Councillor Cree previously indicated he would step down as leader if the minority administration failed to secure agreement on a budget for 2016/17.
Today (Friday) he is attending a Cosla meeting in Edinburgh to discuss the Government’s settlement for local authorities and its impact on spending.
He called the new measures "draconian" but added yesterday that he was still in "listening mode" ahead of talks with other local authority leaders.
"Nobody in their right mind would introduce a council tax rise if they couldn’t raise money through it," said Cllr Cree.
"If we are unable to increase the council tax, we will have to look at other options but I am vehemently against reducing our services.
"Folk in Moray have already shouldered cuts over the last three or four years – similar cuts that other local authorities are looking at now."
Cllr Cree added that he considered community centres and swimming pools as essential services and would be against any in Moray closing.
When asked if the Independent/Conservative administration would withdraw its 18 per cent council tax increase proposal he said "That is a distinct possibility" adding that the finance Secretary was "dictating" terms to local authorities.
Mr Swinney held talks with council leaders earlier this week and extended the deadline for local authorities to say whether they would accept the settlement or not.
However, Cosla president David O’Neill criticised the move, saying the talks between central and local government had hit a new low, and the new measures proposed were "unacceptable."
He said: "The fact that he has only given us an extra three days to accept the worst financial deal in over a decade simply demonstrates Mr Swinney’s misunderstanding of local councils’ processes."
Mr O’Neill added: "Given Mr Swinney only furnished councils with the final proposals for the settlement today (Wednesday) it is difficult to see how he expects any council to comply with this timescale."

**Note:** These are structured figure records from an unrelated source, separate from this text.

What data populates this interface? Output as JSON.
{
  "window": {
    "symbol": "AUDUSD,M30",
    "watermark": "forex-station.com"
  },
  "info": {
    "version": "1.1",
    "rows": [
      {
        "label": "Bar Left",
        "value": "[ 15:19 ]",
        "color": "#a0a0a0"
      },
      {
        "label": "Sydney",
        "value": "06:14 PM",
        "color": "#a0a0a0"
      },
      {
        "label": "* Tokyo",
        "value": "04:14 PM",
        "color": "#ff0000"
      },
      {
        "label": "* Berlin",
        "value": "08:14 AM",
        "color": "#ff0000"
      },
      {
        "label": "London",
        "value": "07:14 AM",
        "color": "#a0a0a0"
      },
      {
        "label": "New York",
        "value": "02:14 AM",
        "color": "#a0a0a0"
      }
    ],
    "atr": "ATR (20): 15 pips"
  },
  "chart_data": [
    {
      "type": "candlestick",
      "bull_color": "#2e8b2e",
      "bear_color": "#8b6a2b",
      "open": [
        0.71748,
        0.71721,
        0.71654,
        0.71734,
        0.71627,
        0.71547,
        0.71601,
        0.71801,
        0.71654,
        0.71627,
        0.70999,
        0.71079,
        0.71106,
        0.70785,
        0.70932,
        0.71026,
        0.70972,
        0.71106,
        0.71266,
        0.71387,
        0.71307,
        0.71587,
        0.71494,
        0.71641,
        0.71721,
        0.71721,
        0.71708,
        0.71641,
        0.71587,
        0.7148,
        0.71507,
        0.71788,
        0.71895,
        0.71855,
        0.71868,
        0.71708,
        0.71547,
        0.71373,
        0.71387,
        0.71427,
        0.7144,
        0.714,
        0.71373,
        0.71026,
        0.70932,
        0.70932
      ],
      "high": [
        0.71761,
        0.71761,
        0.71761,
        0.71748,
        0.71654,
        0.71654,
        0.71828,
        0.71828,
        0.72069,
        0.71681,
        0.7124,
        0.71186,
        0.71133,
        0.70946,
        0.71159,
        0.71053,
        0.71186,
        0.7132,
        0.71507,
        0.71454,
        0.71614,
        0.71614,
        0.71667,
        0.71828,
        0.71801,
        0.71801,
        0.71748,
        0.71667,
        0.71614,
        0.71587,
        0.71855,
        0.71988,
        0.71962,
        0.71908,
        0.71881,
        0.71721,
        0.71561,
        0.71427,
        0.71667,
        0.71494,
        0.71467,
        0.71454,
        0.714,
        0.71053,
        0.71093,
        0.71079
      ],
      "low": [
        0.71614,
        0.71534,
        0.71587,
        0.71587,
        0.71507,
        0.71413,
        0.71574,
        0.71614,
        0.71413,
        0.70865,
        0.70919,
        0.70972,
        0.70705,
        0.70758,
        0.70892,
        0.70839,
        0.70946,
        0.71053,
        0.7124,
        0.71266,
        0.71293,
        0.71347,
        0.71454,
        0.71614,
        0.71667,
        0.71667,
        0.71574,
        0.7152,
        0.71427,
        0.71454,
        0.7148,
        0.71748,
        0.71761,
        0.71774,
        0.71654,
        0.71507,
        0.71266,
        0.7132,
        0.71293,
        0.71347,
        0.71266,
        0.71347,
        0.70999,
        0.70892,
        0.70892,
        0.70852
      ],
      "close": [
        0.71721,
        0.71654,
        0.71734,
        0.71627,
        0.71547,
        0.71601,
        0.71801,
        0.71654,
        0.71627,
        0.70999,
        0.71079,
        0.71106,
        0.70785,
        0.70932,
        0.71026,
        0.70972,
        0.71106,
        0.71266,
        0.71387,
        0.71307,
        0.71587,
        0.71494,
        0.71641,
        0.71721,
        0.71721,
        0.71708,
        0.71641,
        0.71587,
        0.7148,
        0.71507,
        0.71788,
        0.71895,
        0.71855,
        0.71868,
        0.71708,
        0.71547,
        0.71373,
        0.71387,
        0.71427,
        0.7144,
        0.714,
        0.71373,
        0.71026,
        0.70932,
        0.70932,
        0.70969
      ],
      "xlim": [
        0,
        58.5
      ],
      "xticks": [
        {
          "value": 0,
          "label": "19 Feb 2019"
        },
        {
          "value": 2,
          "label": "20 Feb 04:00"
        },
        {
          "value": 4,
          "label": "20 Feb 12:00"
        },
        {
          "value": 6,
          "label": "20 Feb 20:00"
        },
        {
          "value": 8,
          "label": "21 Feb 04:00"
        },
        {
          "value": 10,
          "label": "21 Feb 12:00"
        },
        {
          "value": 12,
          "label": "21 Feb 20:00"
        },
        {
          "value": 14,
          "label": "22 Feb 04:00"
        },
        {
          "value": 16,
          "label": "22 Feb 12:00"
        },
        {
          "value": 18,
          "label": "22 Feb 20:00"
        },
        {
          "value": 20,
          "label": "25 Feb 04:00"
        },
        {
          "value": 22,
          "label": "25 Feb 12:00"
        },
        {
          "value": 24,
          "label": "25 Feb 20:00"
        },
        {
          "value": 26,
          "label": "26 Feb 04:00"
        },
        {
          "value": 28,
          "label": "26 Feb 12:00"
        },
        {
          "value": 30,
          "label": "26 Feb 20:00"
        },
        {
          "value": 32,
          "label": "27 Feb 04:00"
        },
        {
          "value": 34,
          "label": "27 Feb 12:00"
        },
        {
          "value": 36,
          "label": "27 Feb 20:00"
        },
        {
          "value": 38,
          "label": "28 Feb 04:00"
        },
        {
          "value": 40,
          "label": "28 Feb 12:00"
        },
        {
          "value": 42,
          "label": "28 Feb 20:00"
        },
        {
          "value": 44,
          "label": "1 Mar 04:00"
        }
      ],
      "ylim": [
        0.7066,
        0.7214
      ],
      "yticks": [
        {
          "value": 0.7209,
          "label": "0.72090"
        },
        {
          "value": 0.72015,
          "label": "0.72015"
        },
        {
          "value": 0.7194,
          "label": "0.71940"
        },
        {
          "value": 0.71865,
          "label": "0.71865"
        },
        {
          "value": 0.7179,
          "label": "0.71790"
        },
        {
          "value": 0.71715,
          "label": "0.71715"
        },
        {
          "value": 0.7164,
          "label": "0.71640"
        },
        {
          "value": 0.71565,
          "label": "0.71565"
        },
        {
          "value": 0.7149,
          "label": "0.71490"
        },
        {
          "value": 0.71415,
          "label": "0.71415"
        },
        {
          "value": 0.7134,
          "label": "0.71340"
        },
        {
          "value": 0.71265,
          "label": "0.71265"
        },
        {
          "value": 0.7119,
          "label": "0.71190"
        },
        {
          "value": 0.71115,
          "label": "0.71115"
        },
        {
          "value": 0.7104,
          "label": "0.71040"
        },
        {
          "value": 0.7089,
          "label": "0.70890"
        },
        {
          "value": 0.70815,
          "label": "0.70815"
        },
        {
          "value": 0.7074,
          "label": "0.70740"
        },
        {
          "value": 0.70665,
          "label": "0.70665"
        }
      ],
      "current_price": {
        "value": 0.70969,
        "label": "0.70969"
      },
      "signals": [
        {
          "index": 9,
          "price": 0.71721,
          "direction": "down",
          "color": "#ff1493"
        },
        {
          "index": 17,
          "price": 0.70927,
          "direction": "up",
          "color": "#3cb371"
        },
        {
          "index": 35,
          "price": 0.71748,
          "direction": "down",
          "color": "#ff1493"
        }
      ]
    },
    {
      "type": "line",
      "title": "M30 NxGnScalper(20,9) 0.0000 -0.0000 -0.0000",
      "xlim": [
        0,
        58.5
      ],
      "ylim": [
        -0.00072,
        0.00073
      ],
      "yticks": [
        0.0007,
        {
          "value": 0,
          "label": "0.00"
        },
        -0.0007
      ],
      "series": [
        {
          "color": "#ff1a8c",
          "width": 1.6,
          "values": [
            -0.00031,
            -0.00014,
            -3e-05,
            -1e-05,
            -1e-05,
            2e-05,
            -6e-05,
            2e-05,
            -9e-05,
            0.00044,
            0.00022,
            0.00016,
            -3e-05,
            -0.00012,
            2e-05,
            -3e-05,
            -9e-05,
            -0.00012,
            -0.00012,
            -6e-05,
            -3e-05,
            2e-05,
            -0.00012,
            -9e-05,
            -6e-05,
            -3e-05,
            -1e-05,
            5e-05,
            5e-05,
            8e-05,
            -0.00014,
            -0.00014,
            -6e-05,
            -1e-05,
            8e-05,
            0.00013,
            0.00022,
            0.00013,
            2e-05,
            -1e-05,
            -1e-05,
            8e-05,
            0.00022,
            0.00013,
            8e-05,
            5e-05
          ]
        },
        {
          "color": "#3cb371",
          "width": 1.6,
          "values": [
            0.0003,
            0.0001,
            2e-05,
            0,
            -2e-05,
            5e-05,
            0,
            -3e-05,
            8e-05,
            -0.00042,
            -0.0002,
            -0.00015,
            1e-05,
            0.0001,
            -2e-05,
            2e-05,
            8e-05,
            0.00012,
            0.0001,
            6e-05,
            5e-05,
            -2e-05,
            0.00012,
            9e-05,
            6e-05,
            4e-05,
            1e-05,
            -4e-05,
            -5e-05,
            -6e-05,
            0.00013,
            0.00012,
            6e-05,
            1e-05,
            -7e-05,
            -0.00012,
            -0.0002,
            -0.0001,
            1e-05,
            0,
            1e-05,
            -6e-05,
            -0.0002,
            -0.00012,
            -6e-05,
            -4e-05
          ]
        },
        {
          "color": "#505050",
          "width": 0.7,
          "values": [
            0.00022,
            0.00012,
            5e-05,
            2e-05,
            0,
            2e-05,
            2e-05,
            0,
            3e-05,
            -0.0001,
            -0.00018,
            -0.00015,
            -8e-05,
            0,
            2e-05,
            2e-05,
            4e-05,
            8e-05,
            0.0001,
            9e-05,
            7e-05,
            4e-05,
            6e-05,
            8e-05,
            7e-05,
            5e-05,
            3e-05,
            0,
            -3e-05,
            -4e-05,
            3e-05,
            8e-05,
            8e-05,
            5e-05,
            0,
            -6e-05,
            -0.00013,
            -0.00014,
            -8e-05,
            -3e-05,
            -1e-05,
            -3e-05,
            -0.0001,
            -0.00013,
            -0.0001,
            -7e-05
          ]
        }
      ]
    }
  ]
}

Mr Swinney said he was "absolutely committed" to continuing a positive relationship with local authorities, having engaged in discussions with Cosla on a "challenging but fair" settlement.
He added: "We recognise that there are pressures on budgets being felt across the whole of the public sector, as well as in households throughout Scotland.
"That’s why it is important to maintain the council tax freeze while we consider ways to replace it – as well as reimbursing local authorities to ensure they can continue to provide essential services."
Mr Swinney urged local authorities to take up his offer, claiming recent independent research suggested the Scottish Government has over-funded the council tax freeze, with the 32 local authorities receiving £164.9 million more than they would have by increasing it by the Retail Price Index between the financial years 2008/09 and 2013/14.
Moray Council will meet to discuss the local authority’s budget on Wednesday, February 10.